Tom's interview about Parkinson's is archived at health.org

Paper Prototyping and 3D design

What if we could take this painted staircase illusion and other visual cues and apply them anywhere in the world? So we set out to create an augmented reality solution focusing on two motion issues occurring in people with Parkinson's: "freezing of gait," an ambulatory disturbance that results in slow, shuffled walking, and "dyskinesia," the impairment of voluntary movement, particularly without stimuli to trigger reflexes.

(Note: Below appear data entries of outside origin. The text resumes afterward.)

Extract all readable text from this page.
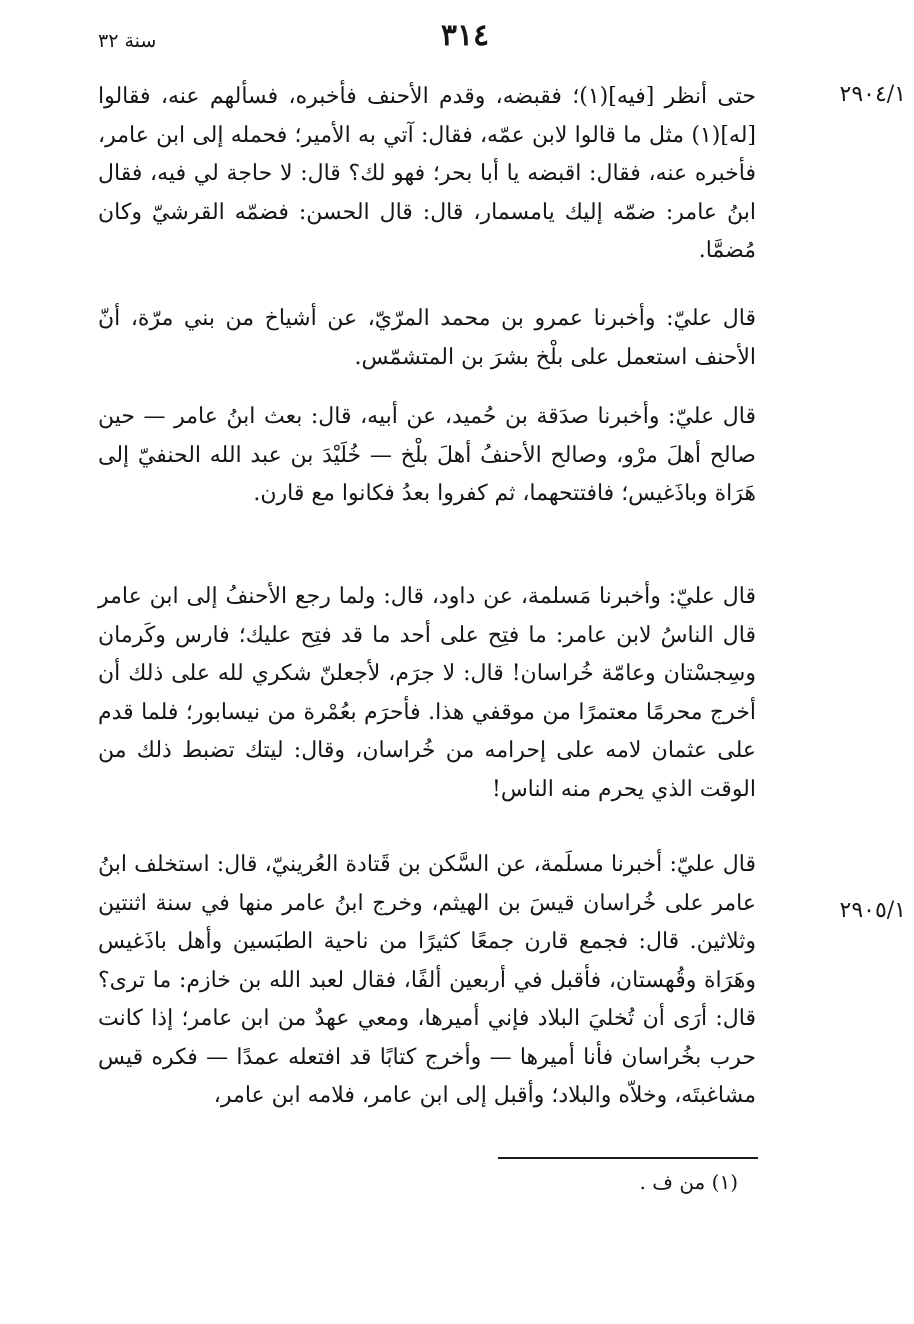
٣١٤
سنة ٣٢
٢٩٠٤/١
٢٩٠٥/١

حتى أنظر [فيه](١)؛ فقبضه، وقدم الأحنف فأخبره، فسألهم عنه، فقالوا [له](١) مثل ما قالوا لابن عمّه، فقال: آتي به الأمير؛ فحمله إلى ابن عامر، فأخبره عنه، فقال: اقبضه يا أبا بحر؛ فهو لك؟ قال: لا حاجة لي فيه، فقال ابنُ عامر: ضمّه إليك يامسمار، قال: قال الحسن: فضمّه القرشيّ وكان مُضمَّا.

قال عليّ: وأخبرنا عمرو بن محمد المرّيّ، عن أشياخ من بني مرّة، أنّ الأحنف استعمل على بلْخ بشرَ بن المتشمّس.

قال عليّ: وأخبرنا صدَقة بن حُميد، عن أبيه، قال: بعث ابنُ عامر — حين صالح أهلَ مرْو، وصالح الأحنفُ أهلَ بلْخ — خُلَيْدَ بن عبد الله الحنفيّ إلى هَرَاة وباذَغيس؛ فافتتحهما، ثم كفروا بعدُ فكانوا مع قارن.

قال عليّ: وأخبرنا مَسلمة، عن داود، قال: ولما رجع الأحنفُ إلى ابن عامر قال الناسُ لابن عامر: ما فتِح على أحد ما قد فتِح عليك؛ فارس وكَرمان وسِجسْتان وعامّة خُراسان! قال: لا جرَم، لأجعلنّ شكري لله على ذلك أن أخرج محرمًا معتمرًا من موقفي هذا. فأحرَم بعُمْرة من نيسابور؛ فلما قدم على عثمان لامه على إحرامه من خُراسان، وقال: ليتك تضبط ذلك من الوقت الذي يحرم منه الناس!

قال عليّ: أخبرنا مسلَمة، عن السَّكن بن قَتادة العُرينيّ، قال: استخلف ابنُ عامر على خُراسان قيسَ بن الهيثم، وخرج ابنُ عامر منها في سنة اثنتين وثلاثين. قال: فجمع قارن جمعًا كثيرًا من ناحية الطبَسين وأهل باذَغيس وهَرَاة وقُهستان، فأقبل في أربعين ألفًا، فقال لعبد الله بن خازم: ما ترى؟ قال: أرَى أن تُخليَ البلاد فإني أميرها، ومعي عهدٌ من ابن عامر؛ إذا كانت حرب بخُراسان فأنا أميرها — وأخرج كتابًا قد افتعله عمدًا — فكره قيس مشاغبتَه، وخلاّه والبلاد؛ وأقبل إلى ابن عامر، فلامه ابن عامر،

(١) من ف .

We used paper markers to prototype the ideal motion cues for walking. Based on research and prototyping, the final project used three visual cues: staircase for walking, rotating footprints for turning, and a flying baseball for grabbing objects. While we weren't able to co-design the experience with people with Parkinson's, we used this stage to work out central usability questions, such as, what is a natural speed and direction of cues for turning? Through this prototyping, we also realized that voice command would be a huge asset to trigger different illusions, so motion could be as seamless as possible. Once we determined this, I searched and altered 3D assets and scripts for the foot, ball, and stair illusions using the Unity Store and Blender while Pierre got to work getting the AR and voice recognition up and running.


Persona
I play the role of the "computer" while paper prototyping the turning motion.

Three cues

Persona
Turning feet for changing direction
Persona
Ball cue for grabbing objects
Persona
Staircase cue for walking on a flat surface


Demo

Amviewlate was developed over 48 Hours for Google Cardboard at the 2016 ArchHacks HealthTech Hackathon. Watch Amviewlate in action, with image markers and voice recognition used to trigger three types of cues found to help people with Parkinson's disease: a staircase illusion for walking, foot rotation for turning, and a flying ball for grabbing objects.